Experience with immune checkpoint inhibitors (ICIs) in the treatment of acute myeloid leukemia (AML) is still limited and based on early clinical trials, with no reported randomized clinical data. In this study, we reviewed the available evidence on the use of ICIs, either in monotherapy or in combination with other treatments, in different AML settings, including newly diagnosed AML, relapsed or refractory (R/R) AML and maintenance treatment after allogeneic-HSCT (allo-HSCT).

Materials and Methods

A systematic literature review was conducted using PubMed electronic database as primary source to identify the studies involving immune checkpoint inhibitors in first-line and R/R AML. We recorded Overall Response (ORR), Complete Response (CR) and Complete Response with incomplete count recovery (CRi) rates, overall survival (OS) and immune-related adverse events ≥ grade 3 (irAEs). Hereafter, we analyzed the overall profile of these ICIs by performing a meta-analysis of the reported outcomes.

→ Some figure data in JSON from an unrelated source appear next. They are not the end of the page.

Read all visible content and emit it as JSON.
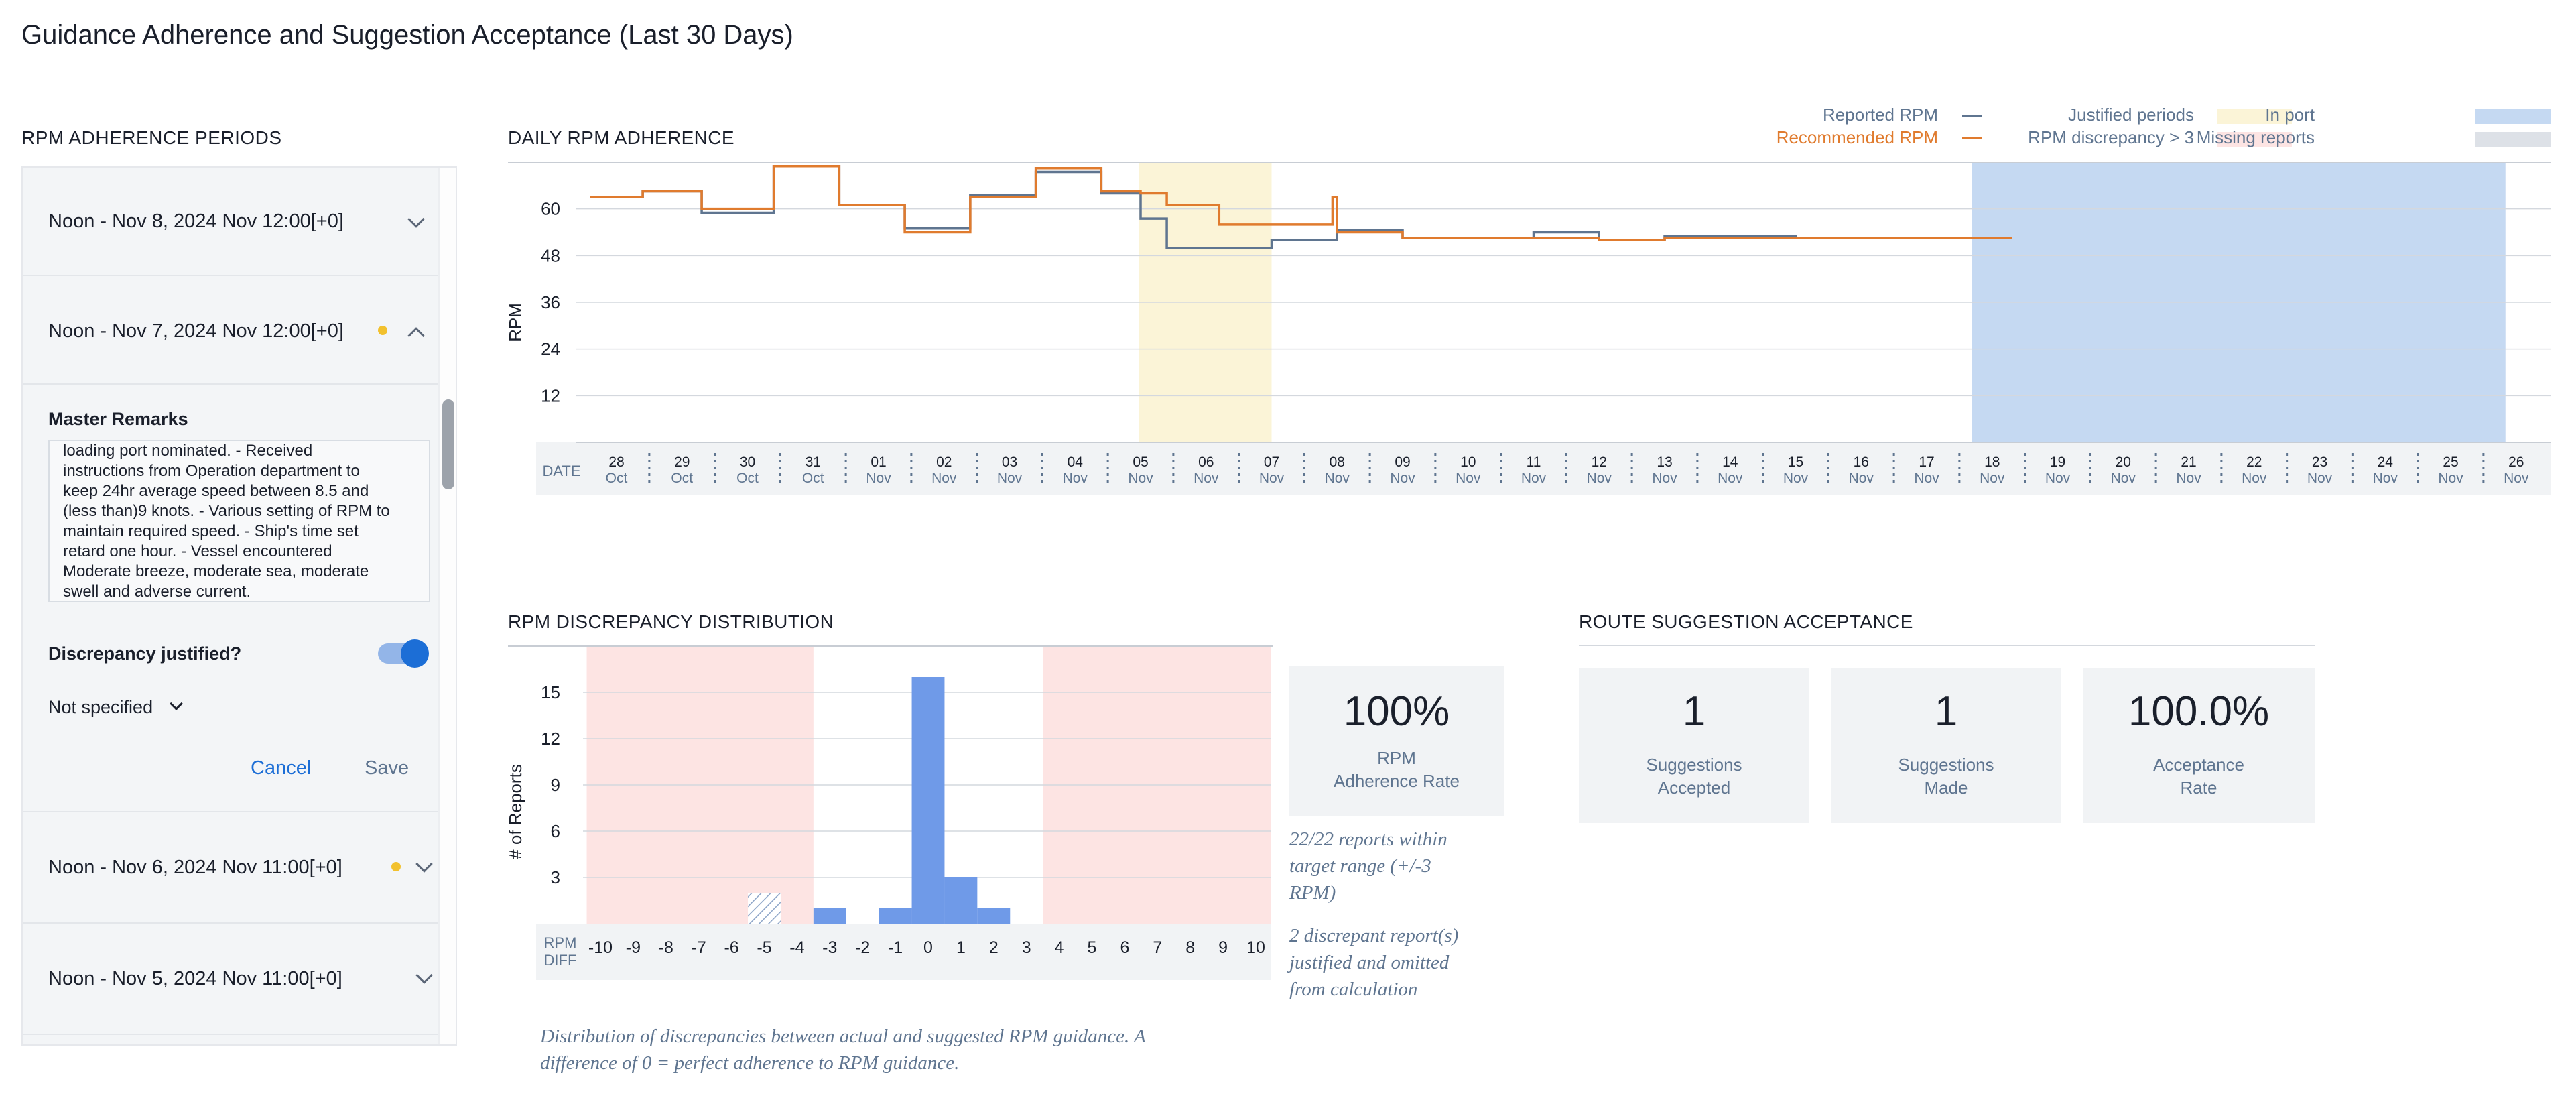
{
  "page": {
    "title": "Guidance Adherence and Suggestion Acceptance (Last 30 Days)"
  },
  "left": {
    "heading": "RPM ADHERENCE PERIODS",
    "periods": [
      {
        "label": "Noon - Nov 8, 2024 Nov 12:00[+0]",
        "flag": false,
        "expanded": false
      },
      {
        "label": "Noon - Nov 7, 2024 Nov 12:00[+0]",
        "flag": true,
        "expanded": true
      },
      {
        "label": "Noon - Nov 6, 2024 Nov 11:00[+0]",
        "flag": true,
        "expanded": false
      },
      {
        "label": "Noon - Nov 5, 2024 Nov 11:00[+0]",
        "flag": false,
        "expanded": false
      }
    ],
    "form": {
      "remarks_label": "Master Remarks",
      "remarks_lines": [
        "loading port nominated. - Received",
        "instructions from Operation department to",
        "keep 24hr average speed between 8.5 and",
        "(less than)9 knots. - Various setting of RPM to",
        "maintain required speed. - Ship's time set",
        "retard one hour. - Vessel encountered",
        "Moderate breeze, moderate sea, moderate",
        "swell and adverse current."
      ],
      "justified_label": "Discrepancy justified?",
      "justified_value": true,
      "reason_select": "Not specified",
      "cancel_label": "Cancel",
      "save_label": "Save"
    }
  },
  "daily": {
    "heading": "DAILY RPM ADHERENCE",
    "legend": {
      "reported": "Reported RPM",
      "recommended": "Recommended RPM",
      "justified": "Justified periods",
      "discrepancy": "RPM discrepancy > 3",
      "in_port": "In port",
      "missing": "Missing reports"
    },
    "date_label": "DATE"
  },
  "dist": {
    "heading": "RPM DISCREPANCY DISTRIBUTION",
    "caption_lines": [
      "Distribution of discrepancies between actual and suggested RPM guidance. A",
      "difference of 0 = perfect adherence to RPM guidance."
    ],
    "adherence_value": "100%",
    "adherence_label_1": "RPM",
    "adherence_label_2": "Adherence Rate",
    "note1_lines": [
      "22/22 reports within",
      "target range (+/-3",
      "RPM)"
    ],
    "note2_lines": [
      "2 discrepant report(s)",
      "justified and omitted",
      "from calculation"
    ]
  },
  "route": {
    "heading": "ROUTE SUGGESTION ACCEPTANCE",
    "cards": [
      {
        "value": "1",
        "label1": "Suggestions",
        "label2": "Accepted"
      },
      {
        "value": "1",
        "label1": "Suggestions",
        "label2": "Made"
      },
      {
        "value": "100.0%",
        "label1": "Acceptance",
        "label2": "Rate"
      }
    ]
  },
  "colors": {
    "reported": "#5f7590",
    "recommended": "#e07b2e",
    "justified": "#fbf4d7",
    "discrepancy": "#fde4e3",
    "in_port": "#c5d9f2",
    "missing": "#dde1e7",
    "bars": "#6f9ae8",
    "accent": "#1c6ed6"
  },
  "chart_data": [
    {
      "type": "line",
      "title": "DAILY RPM ADHERENCE",
      "xlabel": "DATE",
      "ylabel": "RPM",
      "ylim": [
        0,
        72
      ],
      "yticks": [
        12,
        24,
        36,
        48,
        60
      ],
      "x": [
        "28 Oct",
        "29 Oct",
        "30 Oct",
        "31 Oct",
        "01 Nov",
        "02 Nov",
        "03 Nov",
        "04 Nov",
        "05 Nov",
        "06 Nov",
        "07 Nov",
        "08 Nov",
        "09 Nov",
        "10 Nov",
        "11 Nov",
        "12 Nov",
        "13 Nov",
        "14 Nov",
        "15 Nov",
        "16 Nov",
        "17 Nov",
        "18 Nov",
        "19 Nov",
        "20 Nov",
        "21 Nov",
        "22 Nov",
        "23 Nov",
        "24 Nov",
        "25 Nov",
        "26 Nov"
      ],
      "x_day": [
        {
          "d": "28",
          "m": "Oct"
        },
        {
          "d": "29",
          "m": "Oct"
        },
        {
          "d": "30",
          "m": "Oct"
        },
        {
          "d": "31",
          "m": "Oct"
        },
        {
          "d": "01",
          "m": "Nov"
        },
        {
          "d": "02",
          "m": "Nov"
        },
        {
          "d": "03",
          "m": "Nov"
        },
        {
          "d": "04",
          "m": "Nov"
        },
        {
          "d": "05",
          "m": "Nov"
        },
        {
          "d": "06",
          "m": "Nov"
        },
        {
          "d": "07",
          "m": "Nov"
        },
        {
          "d": "08",
          "m": "Nov"
        },
        {
          "d": "09",
          "m": "Nov"
        },
        {
          "d": "10",
          "m": "Nov"
        },
        {
          "d": "11",
          "m": "Nov"
        },
        {
          "d": "12",
          "m": "Nov"
        },
        {
          "d": "13",
          "m": "Nov"
        },
        {
          "d": "14",
          "m": "Nov"
        },
        {
          "d": "15",
          "m": "Nov"
        },
        {
          "d": "16",
          "m": "Nov"
        },
        {
          "d": "17",
          "m": "Nov"
        },
        {
          "d": "18",
          "m": "Nov"
        },
        {
          "d": "19",
          "m": "Nov"
        },
        {
          "d": "20",
          "m": "Nov"
        },
        {
          "d": "21",
          "m": "Nov"
        },
        {
          "d": "22",
          "m": "Nov"
        },
        {
          "d": "23",
          "m": "Nov"
        },
        {
          "d": "24",
          "m": "Nov"
        },
        {
          "d": "25",
          "m": "Nov"
        },
        {
          "d": "26",
          "m": "Nov"
        }
      ],
      "series": [
        {
          "name": "Reported RPM",
          "points": [
            [
              0,
              63
            ],
            [
              0.4,
              64.5
            ],
            [
              1.3,
              59
            ],
            [
              2.4,
              71
            ],
            [
              3.4,
              61
            ],
            [
              4.4,
              55
            ],
            [
              5.4,
              63.5
            ],
            [
              6.4,
              69.5
            ],
            [
              7.4,
              64
            ],
            [
              8.0,
              57.5
            ],
            [
              8.4,
              50
            ],
            [
              10.0,
              52
            ],
            [
              11.0,
              54.5
            ],
            [
              12.0,
              52.5
            ],
            [
              14.0,
              54
            ],
            [
              15.0,
              52
            ],
            [
              16.0,
              53
            ],
            [
              18.0,
              52.5
            ],
            [
              21.3,
              52.5
            ]
          ]
        },
        {
          "name": "Recommended RPM",
          "points": [
            [
              0,
              63
            ],
            [
              0.4,
              64.5
            ],
            [
              1.3,
              60
            ],
            [
              2.4,
              71
            ],
            [
              3.4,
              61
            ],
            [
              4.4,
              54
            ],
            [
              5.4,
              63
            ],
            [
              6.4,
              70.5
            ],
            [
              7.4,
              64.5
            ],
            [
              8.0,
              64
            ],
            [
              8.4,
              61
            ],
            [
              9.2,
              56
            ],
            [
              10.9,
              56
            ],
            [
              10.93,
              63
            ],
            [
              11.0,
              54
            ],
            [
              12.0,
              52.5
            ],
            [
              15.0,
              52
            ],
            [
              16.0,
              52.5
            ],
            [
              18.0,
              52.5
            ],
            [
              21.3,
              52.5
            ]
          ]
        }
      ],
      "shaded": [
        {
          "type": "justified",
          "from": "05 Nov",
          "to": "07 Nov"
        },
        {
          "type": "in_port",
          "from": "18 Nov",
          "to": "26 Nov"
        }
      ],
      "legend": "top-right",
      "grid": true
    },
    {
      "type": "bar",
      "title": "RPM DISCREPANCY DISTRIBUTION",
      "xlabel": "RPM DIFF",
      "ylabel": "# of Reports",
      "ylim": [
        0,
        18
      ],
      "yticks": [
        3,
        6,
        9,
        12,
        15
      ],
      "categories": [
        -10,
        -9,
        -8,
        -7,
        -6,
        -5,
        -4,
        -3,
        -2,
        -1,
        0,
        1,
        2,
        3,
        4,
        5,
        6,
        7,
        8,
        9,
        10
      ],
      "values": [
        0,
        0,
        0,
        0,
        0,
        0,
        0,
        1,
        0,
        1,
        16,
        3,
        1,
        0,
        0,
        0,
        0,
        0,
        0,
        0,
        0
      ],
      "justified_values": [
        0,
        0,
        0,
        0,
        0,
        2,
        0,
        0,
        0,
        0,
        0,
        0,
        0,
        0,
        0,
        0,
        0,
        0,
        0,
        0,
        0
      ],
      "shaded_ranges": [
        [
          -10,
          -3.5
        ],
        [
          3.5,
          10
        ]
      ],
      "grid": true
    }
  ]
}
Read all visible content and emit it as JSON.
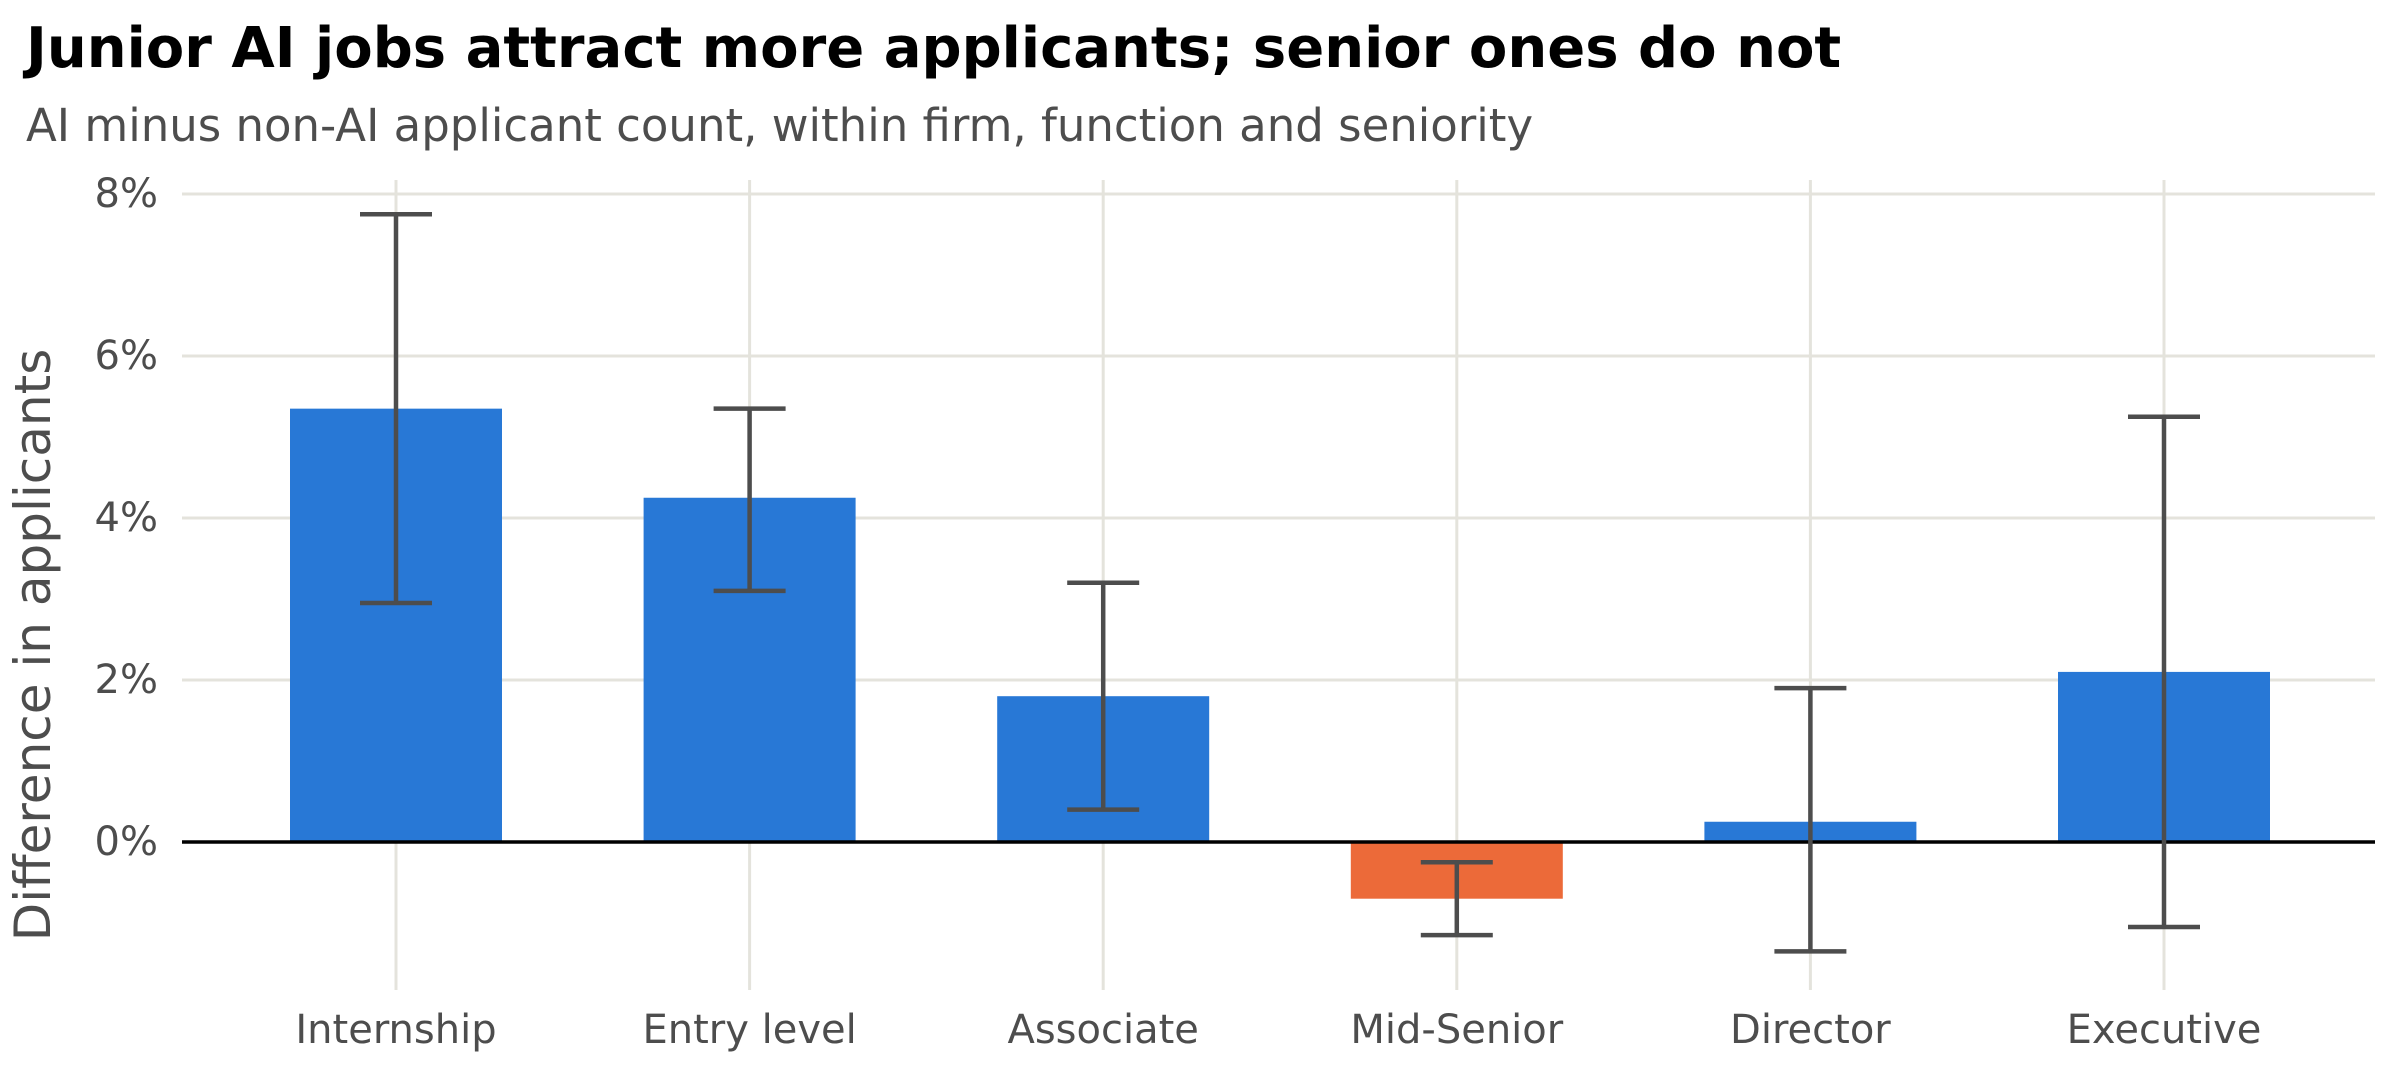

A total of 13 studies were identified where ICI was used in patients with AML. ORR across these studies was 42% (IC95%, 31% - 54%) and CR/CRi was 33% (IC95%, 22%-45%). Efficacy was also assessed considering the AML setting (first-line vs. relapsed/refractory) and results pointed to higher response rates in first-line, compared to R/R. Mean overall survival was 8.9 months [median 8 months, (IC95%, 3.9 - 15.5)]. Differences between first line and R/R settings were observed, since average overall survival in first line was 12.0 months, duplicating the OS in R/R which was 7.3 months. Additionally, the most specific adverse events (AEs) of these therapies are immune-related adverse events (irAEs), derived from their inflammatory effects. Grade ≥3 irAEs rate was low and similar among studies [12% (95%CI 8% - 16%)].


ICIs in combination with intensive chemotherapy, hypomethylating agents or other targeted therapies are gaining interest in the management of hematological malignancies such as AML. However, results obtained from clinical trials are modest and limited by both, the type of design and the clinical trial phase. Hopefully, the prospective study of these therapies in late-stage development could help to identify patients who may benefit from ICI therapy.